My mom went to the nursery to look at rose bushes. She was drawn to one that was light yellow with blush edges, a peace rose. She chose this for her little girl.

My parents planted the rose bush together. Something they could care for and watch bloom year after year.

I was born the next spring. There is a picture of my mom and my brother and me beside a pale yellow rose in the garden.

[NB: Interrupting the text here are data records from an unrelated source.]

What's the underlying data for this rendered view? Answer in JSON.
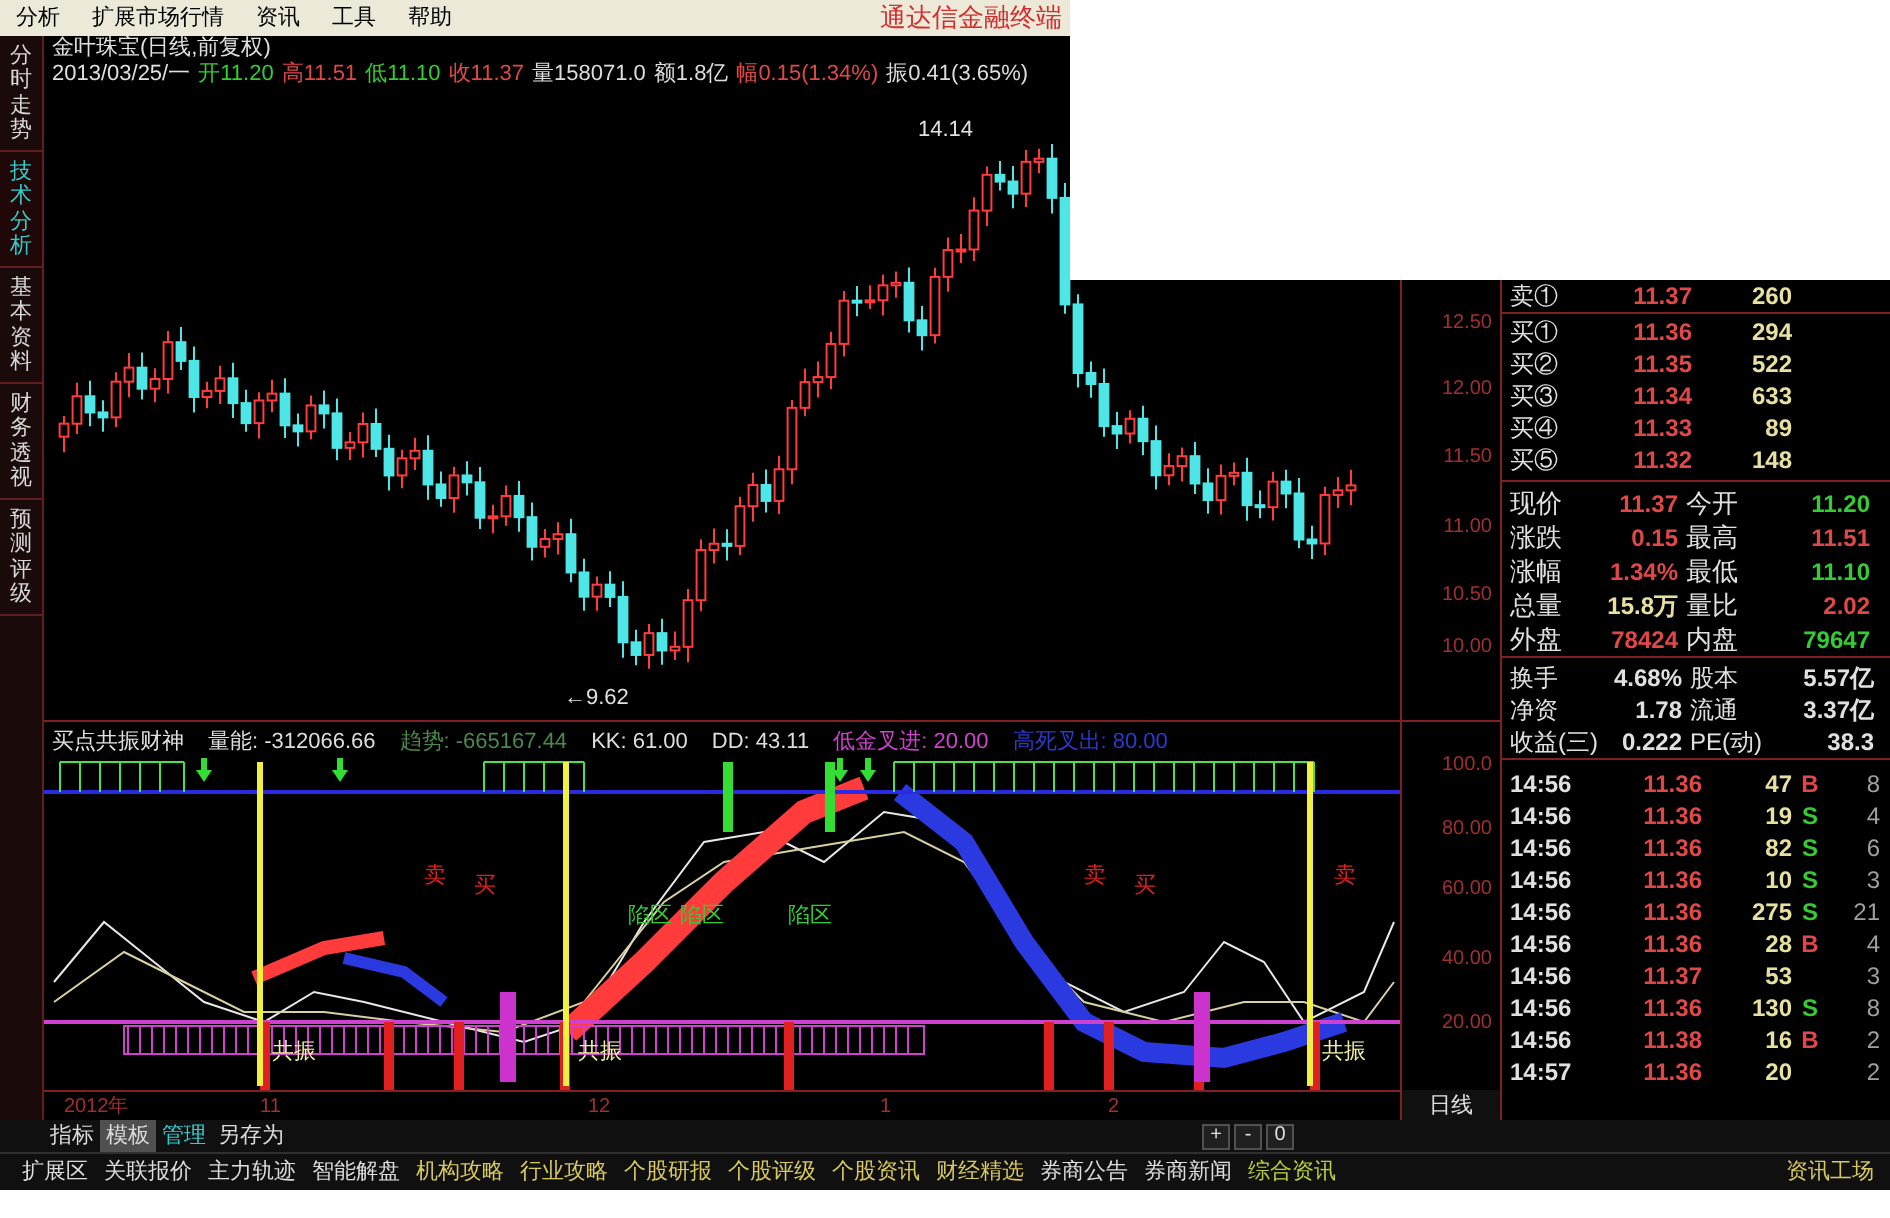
{
  "menu": {
    "items": [
      "分析",
      "扩展市场行情",
      "资讯",
      "工具",
      "帮助"
    ],
    "brand": "通达信金融终端"
  },
  "side_tabs": [
    {
      "label": "分时走势",
      "selected": false
    },
    {
      "label": "技术分析",
      "selected": true
    },
    {
      "label": "基本资料",
      "selected": false
    },
    {
      "label": "财务透视",
      "selected": false
    },
    {
      "label": "预测评级",
      "selected": false
    }
  ],
  "price_chart": {
    "title": "金叶珠宝(日线,前复权)",
    "date": "2013/03/25/一",
    "quote": [
      {
        "label": "开",
        "value": "11.20",
        "color": "#33cc33"
      },
      {
        "label": "高",
        "value": "11.51",
        "color": "#e04848"
      },
      {
        "label": "低",
        "value": "11.10",
        "color": "#33cc33"
      },
      {
        "label": "收",
        "value": "11.37",
        "color": "#e04848"
      },
      {
        "label": "量",
        "value": "158071.0",
        "color": "#dddddd"
      },
      {
        "label": "额",
        "value": "1.8亿",
        "color": "#dddddd"
      },
      {
        "label": "幅",
        "value": "0.15(1.34%)",
        "color": "#e04848"
      },
      {
        "label": "振",
        "value": "0.41(3.65%)",
        "color": "#dddddd"
      }
    ],
    "high_label": "14.14",
    "low_label": "←9.62",
    "axis": [
      "12.50",
      "12.00",
      "11.50",
      "11.00",
      "10.50",
      "10.00"
    ]
  },
  "indicator": {
    "name": "买点共振财神",
    "fields": [
      {
        "text": "量能: -312066.66",
        "color": "#dddddd"
      },
      {
        "text": "趋势: -665167.44",
        "color": "#4a8a4a"
      },
      {
        "text": "KK: 61.00",
        "color": "#dddddd"
      },
      {
        "text": "DD: 43.11",
        "color": "#dddddd"
      },
      {
        "text": "低金叉进: 20.00",
        "color": "#cc44cc"
      },
      {
        "text": "高死叉出: 80.00",
        "color": "#2a3acc"
      }
    ],
    "labels": [
      "卖",
      "买",
      "陷区",
      "陷区",
      "陷区",
      "卖",
      "买",
      "卖",
      "共振",
      "共振",
      "共振"
    ],
    "axis": [
      "100.0",
      "80.00",
      "60.00",
      "40.00",
      "20.00"
    ]
  },
  "date_axis": [
    "2012年",
    "11",
    "12",
    "1",
    "2"
  ],
  "period": "日线",
  "template_tabs": [
    {
      "label": "指标",
      "selected": false,
      "kind": "normal"
    },
    {
      "label": "模板",
      "selected": true,
      "kind": "normal"
    },
    {
      "label": "管理",
      "selected": false,
      "kind": "link"
    },
    {
      "label": "另存为",
      "selected": false,
      "kind": "normal"
    }
  ],
  "zoom_buttons": [
    "+",
    "-",
    "0"
  ],
  "bottom_tabs": [
    {
      "label": "扩展区",
      "kind": "market"
    },
    {
      "label": "关联报价",
      "kind": "market"
    },
    {
      "label": "主力轨迹",
      "kind": "market"
    },
    {
      "label": "智能解盘",
      "kind": "market"
    },
    {
      "label": "机构攻略",
      "kind": "info"
    },
    {
      "label": "行业攻略",
      "kind": "info"
    },
    {
      "label": "个股研报",
      "kind": "info"
    },
    {
      "label": "个股评级",
      "kind": "info"
    },
    {
      "label": "个股资讯",
      "kind": "info"
    },
    {
      "label": "财经精选",
      "kind": "info"
    },
    {
      "label": "券商公告",
      "kind": "market"
    },
    {
      "label": "券商新闻",
      "kind": "market"
    },
    {
      "label": "综合资讯",
      "kind": "general"
    },
    {
      "label": "资讯工场",
      "kind": "info"
    }
  ],
  "order_book": {
    "asks": [
      {
        "label": "卖①",
        "price": "11.37",
        "volume": "260"
      }
    ],
    "bids": [
      {
        "label": "买①",
        "price": "11.36",
        "volume": "294"
      },
      {
        "label": "买②",
        "price": "11.35",
        "volume": "522"
      },
      {
        "label": "买③",
        "price": "11.34",
        "volume": "633"
      },
      {
        "label": "买④",
        "price": "11.33",
        "volume": "89"
      },
      {
        "label": "买⑤",
        "price": "11.32",
        "volume": "148"
      }
    ]
  },
  "quote_stats": [
    {
      "cells": [
        {
          "label": "现价",
          "value": "11.37",
          "color": "#e04848"
        },
        {
          "label": "今开",
          "value": "11.20",
          "color": "#33cc33"
        }
      ]
    },
    {
      "cells": [
        {
          "label": "涨跌",
          "value": "0.15",
          "color": "#e04848"
        },
        {
          "label": "最高",
          "value": "11.51",
          "color": "#e04848"
        }
      ]
    },
    {
      "cells": [
        {
          "label": "涨幅",
          "value": "1.34%",
          "color": "#e04848"
        },
        {
          "label": "最低",
          "value": "11.10",
          "color": "#33cc33"
        }
      ]
    },
    {
      "cells": [
        {
          "label": "总量",
          "value": "15.8万",
          "color": "#e8e0a0"
        },
        {
          "label": "量比",
          "value": "2.02",
          "color": "#e04848"
        }
      ]
    },
    {
      "cells": [
        {
          "label": "外盘",
          "value": "78424",
          "color": "#e04848"
        },
        {
          "label": "内盘",
          "value": "79647",
          "color": "#33cc33"
        }
      ]
    }
  ],
  "fundamentals": [
    {
      "label": "换手",
      "value": "4.68%",
      "label2": "股本",
      "value2": "5.57亿"
    },
    {
      "label": "净资",
      "value": "1.78",
      "label2": "流通",
      "value2": "3.37亿"
    },
    {
      "label": "收益(三)",
      "value": "0.222",
      "label2": "PE(动)",
      "value2": "38.3"
    }
  ],
  "trades": [
    {
      "time": "14:56",
      "price": "11.36",
      "volume": "47",
      "side": "B",
      "count": "8"
    },
    {
      "time": "14:56",
      "price": "11.36",
      "volume": "19",
      "side": "S",
      "count": "4"
    },
    {
      "time": "14:56",
      "price": "11.36",
      "volume": "82",
      "side": "S",
      "count": "6"
    },
    {
      "time": "14:56",
      "price": "11.36",
      "volume": "10",
      "side": "S",
      "count": "3"
    },
    {
      "time": "14:56",
      "price": "11.36",
      "volume": "275",
      "side": "S",
      "count": "21"
    },
    {
      "time": "14:56",
      "price": "11.36",
      "volume": "28",
      "side": "B",
      "count": "4"
    },
    {
      "time": "14:56",
      "price": "11.37",
      "volume": "53",
      "count": "3"
    },
    {
      "time": "14:56",
      "price": "11.36",
      "volume": "130",
      "side": "S",
      "count": "8"
    },
    {
      "time": "14:56",
      "price": "11.38",
      "volume": "16",
      "side": "B",
      "count": "2"
    },
    {
      "time": "14:57",
      "price": "11.36",
      "volume": "20",
      "count": "2"
    }
  ]
}
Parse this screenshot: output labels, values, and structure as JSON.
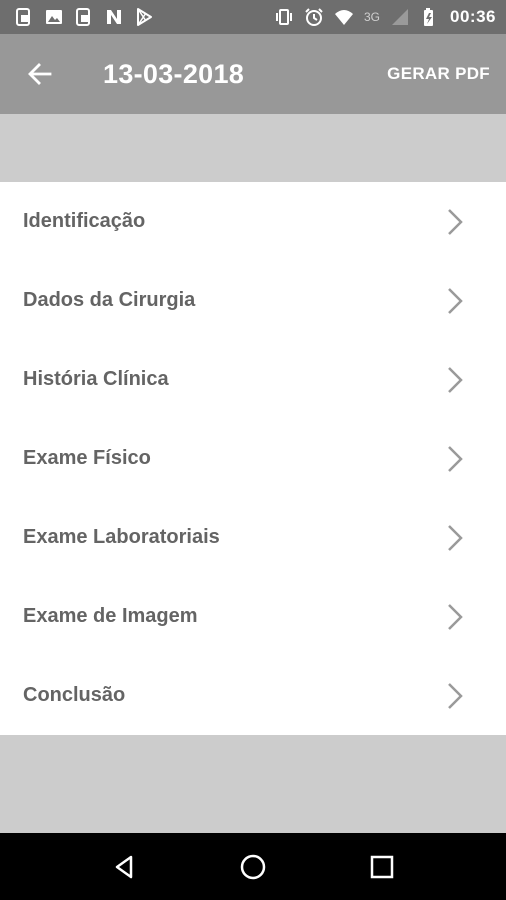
{
  "status_bar": {
    "left_icons": [
      "phone-notification-icon",
      "image-icon",
      "phone-notification-icon",
      "n-app-icon",
      "play-store-icon"
    ],
    "right_icons": [
      "vibrate-icon",
      "alarm-icon",
      "wifi-icon"
    ],
    "network_label": "3G",
    "time": "00:36"
  },
  "app_bar": {
    "title": "13-03-2018",
    "action_label": "GERAR PDF"
  },
  "menu": {
    "items": [
      {
        "label": "Identificação"
      },
      {
        "label": "Dados da Cirurgia"
      },
      {
        "label": "História Clínica"
      },
      {
        "label": "Exame Físico"
      },
      {
        "label": "Exame Laboratoriais"
      },
      {
        "label": "Exame de Imagem"
      },
      {
        "label": "Conclusão"
      }
    ]
  },
  "navigation": {
    "buttons": [
      "back-icon",
      "home-icon",
      "recents-icon"
    ]
  },
  "colors": {
    "status_bar": "#6e6e6e",
    "app_bar": "#989898",
    "background": "#cccccc",
    "list_text": "#646464"
  }
}
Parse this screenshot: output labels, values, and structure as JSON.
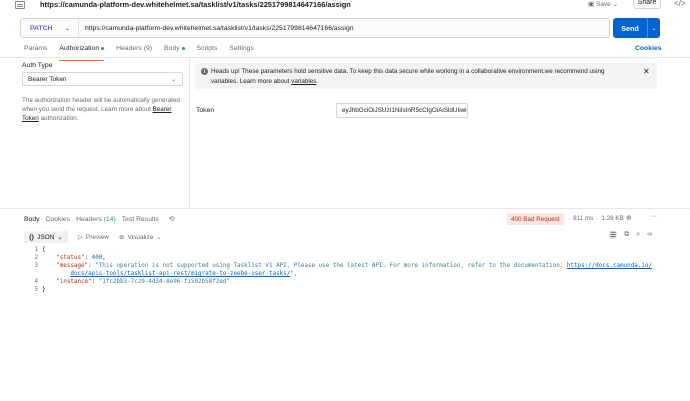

When I mention a rose garden to the current homeowner, he walks me to a spot. A little garden edged with brick. There are only two rose bushes left. He points to the one he thinks is original.

It isn’t in bloom, but one branch covered with fine leaves reaches heavenward.

With no blooms, it is easy for me to believe it is the peace rose. 

By themselves, fabric pieces and threads don’t feel like a quilt. You see them separately and fail to see how they can be stitched into something whole and complete. 

It’s hard to see the beauty of the entire quilt when you are working on it.

But when you stand still and stand back, you see.